数字の読み方

          数字の読み方


 元日の朝日新聞1面に、「原発近くの住民への国給付金・辞退、福島事故後に倍増」との記事が出ていた。
 原発事故の後の脱原発の流れにつれて、地元給付金を辞退する地元住民が倍増したことは事実のようだが、その内容をよく読むと、給付対象103万件に対して、辞退数が80〜90件から171件に倍増したということのようだ。比率で言えば、0.008%から0.017%への増加である。
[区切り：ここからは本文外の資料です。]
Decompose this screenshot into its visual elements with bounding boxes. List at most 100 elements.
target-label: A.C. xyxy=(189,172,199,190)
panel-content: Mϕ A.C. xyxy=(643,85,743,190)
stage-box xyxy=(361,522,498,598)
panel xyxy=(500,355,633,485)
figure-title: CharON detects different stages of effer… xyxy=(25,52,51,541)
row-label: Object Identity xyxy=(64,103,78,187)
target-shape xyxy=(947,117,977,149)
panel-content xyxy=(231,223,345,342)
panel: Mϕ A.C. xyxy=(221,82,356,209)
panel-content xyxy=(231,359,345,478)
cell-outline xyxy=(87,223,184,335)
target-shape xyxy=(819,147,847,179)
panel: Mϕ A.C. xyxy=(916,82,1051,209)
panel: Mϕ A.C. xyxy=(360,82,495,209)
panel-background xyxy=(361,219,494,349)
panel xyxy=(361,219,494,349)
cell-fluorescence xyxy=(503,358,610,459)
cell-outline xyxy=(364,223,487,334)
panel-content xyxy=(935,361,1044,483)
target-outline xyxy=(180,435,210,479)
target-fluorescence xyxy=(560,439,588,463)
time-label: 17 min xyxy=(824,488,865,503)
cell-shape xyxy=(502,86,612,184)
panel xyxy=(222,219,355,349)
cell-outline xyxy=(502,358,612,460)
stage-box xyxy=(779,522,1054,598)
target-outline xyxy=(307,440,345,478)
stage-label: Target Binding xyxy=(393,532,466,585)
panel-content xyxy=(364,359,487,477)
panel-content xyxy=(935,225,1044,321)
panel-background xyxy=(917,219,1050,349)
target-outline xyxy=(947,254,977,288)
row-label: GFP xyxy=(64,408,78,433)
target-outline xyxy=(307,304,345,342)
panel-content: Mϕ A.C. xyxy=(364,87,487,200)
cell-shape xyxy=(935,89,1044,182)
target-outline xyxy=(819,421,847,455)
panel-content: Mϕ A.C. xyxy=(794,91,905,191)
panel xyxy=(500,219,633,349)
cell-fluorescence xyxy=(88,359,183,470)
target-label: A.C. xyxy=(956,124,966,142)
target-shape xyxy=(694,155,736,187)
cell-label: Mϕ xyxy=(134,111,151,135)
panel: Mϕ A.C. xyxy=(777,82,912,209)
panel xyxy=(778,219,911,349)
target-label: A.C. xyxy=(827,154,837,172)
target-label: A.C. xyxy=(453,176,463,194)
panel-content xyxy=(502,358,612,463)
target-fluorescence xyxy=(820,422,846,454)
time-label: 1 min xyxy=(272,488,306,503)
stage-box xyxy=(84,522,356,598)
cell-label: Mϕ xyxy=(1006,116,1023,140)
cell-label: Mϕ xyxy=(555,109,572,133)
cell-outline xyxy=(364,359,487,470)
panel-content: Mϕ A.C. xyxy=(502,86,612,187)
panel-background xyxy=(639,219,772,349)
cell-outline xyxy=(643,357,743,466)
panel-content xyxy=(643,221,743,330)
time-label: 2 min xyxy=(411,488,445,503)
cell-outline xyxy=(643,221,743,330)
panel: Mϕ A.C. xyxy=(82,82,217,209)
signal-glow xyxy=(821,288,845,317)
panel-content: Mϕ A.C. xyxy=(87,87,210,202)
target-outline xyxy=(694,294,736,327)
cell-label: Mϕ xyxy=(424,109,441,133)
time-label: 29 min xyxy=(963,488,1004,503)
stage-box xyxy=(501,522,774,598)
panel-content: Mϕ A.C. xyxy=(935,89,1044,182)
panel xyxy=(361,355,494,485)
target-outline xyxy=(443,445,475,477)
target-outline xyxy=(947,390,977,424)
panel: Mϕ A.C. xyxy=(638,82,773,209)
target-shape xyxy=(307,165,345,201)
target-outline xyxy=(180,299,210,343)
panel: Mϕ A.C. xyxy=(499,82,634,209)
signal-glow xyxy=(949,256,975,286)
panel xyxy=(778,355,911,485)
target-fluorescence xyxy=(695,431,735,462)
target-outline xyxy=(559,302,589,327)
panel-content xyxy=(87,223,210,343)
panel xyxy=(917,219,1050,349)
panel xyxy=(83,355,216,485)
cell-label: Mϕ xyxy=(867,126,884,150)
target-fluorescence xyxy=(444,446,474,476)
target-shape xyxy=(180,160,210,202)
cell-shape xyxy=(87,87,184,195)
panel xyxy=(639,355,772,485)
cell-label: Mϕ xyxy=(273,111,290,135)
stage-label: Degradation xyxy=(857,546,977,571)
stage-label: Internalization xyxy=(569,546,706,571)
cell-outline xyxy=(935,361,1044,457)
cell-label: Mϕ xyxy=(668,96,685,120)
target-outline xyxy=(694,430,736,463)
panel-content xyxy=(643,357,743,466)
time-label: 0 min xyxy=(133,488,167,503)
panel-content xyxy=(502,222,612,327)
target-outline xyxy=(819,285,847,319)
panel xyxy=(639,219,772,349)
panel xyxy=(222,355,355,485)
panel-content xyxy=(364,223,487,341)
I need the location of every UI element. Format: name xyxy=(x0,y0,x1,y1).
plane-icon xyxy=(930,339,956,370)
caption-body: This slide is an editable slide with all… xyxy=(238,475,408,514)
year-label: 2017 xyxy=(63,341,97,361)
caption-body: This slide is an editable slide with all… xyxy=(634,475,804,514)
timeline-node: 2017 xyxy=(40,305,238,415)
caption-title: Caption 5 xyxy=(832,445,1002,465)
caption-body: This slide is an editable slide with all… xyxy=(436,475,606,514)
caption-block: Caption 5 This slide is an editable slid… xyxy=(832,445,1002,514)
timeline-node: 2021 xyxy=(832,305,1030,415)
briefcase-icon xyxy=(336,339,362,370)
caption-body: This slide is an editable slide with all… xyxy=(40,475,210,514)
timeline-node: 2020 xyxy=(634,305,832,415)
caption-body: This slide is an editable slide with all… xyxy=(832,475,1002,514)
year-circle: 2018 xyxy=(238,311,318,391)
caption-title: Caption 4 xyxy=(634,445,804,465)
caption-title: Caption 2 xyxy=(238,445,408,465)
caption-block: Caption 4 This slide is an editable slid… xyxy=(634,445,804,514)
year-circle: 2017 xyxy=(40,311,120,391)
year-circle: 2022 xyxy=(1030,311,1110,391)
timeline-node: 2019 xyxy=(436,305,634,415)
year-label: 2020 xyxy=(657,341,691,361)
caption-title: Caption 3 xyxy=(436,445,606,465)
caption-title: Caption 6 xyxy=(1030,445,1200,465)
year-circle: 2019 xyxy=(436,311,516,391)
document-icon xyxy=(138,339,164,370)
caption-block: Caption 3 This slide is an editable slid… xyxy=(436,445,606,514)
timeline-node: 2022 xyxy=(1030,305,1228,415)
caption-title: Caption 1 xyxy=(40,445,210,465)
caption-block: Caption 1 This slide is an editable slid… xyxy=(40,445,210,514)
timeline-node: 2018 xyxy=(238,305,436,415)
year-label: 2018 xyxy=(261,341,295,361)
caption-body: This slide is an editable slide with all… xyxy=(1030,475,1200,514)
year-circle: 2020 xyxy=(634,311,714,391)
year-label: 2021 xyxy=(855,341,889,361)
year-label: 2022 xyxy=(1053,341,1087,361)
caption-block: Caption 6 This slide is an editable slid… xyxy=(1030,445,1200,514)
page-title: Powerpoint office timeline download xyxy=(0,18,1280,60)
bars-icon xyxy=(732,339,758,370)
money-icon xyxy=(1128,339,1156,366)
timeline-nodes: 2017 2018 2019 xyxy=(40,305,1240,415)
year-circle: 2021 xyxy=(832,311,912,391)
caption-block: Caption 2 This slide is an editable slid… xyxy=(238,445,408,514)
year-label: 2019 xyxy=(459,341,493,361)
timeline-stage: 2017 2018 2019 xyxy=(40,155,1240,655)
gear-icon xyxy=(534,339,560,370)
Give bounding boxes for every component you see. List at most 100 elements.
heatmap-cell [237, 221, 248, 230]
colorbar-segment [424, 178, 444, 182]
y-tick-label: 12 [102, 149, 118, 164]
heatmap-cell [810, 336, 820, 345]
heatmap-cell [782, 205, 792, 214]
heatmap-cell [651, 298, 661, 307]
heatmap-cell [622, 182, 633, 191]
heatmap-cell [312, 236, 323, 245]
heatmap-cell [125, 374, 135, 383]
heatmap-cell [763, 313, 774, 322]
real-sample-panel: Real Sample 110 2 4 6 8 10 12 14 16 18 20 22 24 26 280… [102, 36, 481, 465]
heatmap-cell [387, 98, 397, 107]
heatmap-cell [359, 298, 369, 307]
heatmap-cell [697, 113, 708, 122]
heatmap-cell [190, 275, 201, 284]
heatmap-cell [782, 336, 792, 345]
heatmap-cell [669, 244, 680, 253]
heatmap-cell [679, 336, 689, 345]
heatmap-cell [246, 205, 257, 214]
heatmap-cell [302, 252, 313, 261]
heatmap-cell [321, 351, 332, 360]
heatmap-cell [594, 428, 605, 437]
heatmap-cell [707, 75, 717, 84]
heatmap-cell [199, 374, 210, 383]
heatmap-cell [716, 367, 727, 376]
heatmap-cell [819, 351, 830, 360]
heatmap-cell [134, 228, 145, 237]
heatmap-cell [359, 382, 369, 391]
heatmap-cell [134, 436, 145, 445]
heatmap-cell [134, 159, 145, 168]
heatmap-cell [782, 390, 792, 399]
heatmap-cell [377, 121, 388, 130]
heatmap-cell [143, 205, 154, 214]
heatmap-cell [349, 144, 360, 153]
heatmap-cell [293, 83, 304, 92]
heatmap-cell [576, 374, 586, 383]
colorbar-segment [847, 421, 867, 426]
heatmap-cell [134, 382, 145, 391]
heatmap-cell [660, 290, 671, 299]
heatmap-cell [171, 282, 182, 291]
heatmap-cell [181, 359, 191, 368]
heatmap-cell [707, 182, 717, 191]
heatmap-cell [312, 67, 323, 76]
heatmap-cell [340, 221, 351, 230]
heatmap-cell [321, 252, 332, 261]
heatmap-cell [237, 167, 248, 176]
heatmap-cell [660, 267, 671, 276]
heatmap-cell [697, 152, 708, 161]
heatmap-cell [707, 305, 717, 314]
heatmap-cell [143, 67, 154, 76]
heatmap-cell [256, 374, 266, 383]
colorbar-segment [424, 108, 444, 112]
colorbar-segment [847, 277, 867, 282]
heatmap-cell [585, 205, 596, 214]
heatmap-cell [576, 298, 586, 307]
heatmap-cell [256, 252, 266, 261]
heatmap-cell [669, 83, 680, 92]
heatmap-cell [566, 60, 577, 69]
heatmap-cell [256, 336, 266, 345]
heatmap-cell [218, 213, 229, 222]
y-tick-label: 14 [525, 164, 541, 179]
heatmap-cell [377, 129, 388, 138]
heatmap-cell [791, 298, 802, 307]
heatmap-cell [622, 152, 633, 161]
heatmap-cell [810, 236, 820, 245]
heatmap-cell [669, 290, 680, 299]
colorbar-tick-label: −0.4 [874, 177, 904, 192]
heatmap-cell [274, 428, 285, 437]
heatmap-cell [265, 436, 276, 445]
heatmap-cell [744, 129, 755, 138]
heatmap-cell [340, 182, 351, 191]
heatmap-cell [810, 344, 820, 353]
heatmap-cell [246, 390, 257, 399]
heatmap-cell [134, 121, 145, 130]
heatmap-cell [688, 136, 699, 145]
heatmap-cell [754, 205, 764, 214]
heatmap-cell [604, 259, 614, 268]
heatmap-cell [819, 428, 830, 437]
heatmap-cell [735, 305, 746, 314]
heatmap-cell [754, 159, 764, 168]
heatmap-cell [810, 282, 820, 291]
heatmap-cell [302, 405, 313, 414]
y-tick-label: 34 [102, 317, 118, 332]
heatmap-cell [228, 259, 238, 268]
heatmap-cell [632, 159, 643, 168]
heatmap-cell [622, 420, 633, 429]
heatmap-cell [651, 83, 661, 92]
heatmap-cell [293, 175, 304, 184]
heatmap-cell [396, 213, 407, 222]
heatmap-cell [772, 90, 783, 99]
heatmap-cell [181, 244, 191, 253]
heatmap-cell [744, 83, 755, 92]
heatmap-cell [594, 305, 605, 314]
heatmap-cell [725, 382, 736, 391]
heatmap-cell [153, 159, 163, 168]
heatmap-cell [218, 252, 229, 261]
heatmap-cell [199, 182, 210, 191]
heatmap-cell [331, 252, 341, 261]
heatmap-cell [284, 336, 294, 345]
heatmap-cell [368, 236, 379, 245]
 たしかに「倍増」には違いないが、もともとの数が余りにも小さく、数理的にどこまで意味のある数字と言ってよいのかどうか、よく判らない。たとえば、100万件のうち1件が5件に増えたからといって、これを「5倍増」と言ったのでは、読み手をミスリードするのではないか。もっとも、それが人命にかかわるような類の話であれば、そのような取り上げ方があながち不適切とも言い切れないような気もする。
 低レベルの放射線被曝による罹病率などもそうだと思うが、この種の極めて低い比率の数字の「大幅な増加」をどのように表現すべきなのか。私自身確たる答は持っていないのだが、少なくとも「倍増」といった表現を見出しで安易に使うのには、違和感を抱く場合も多い。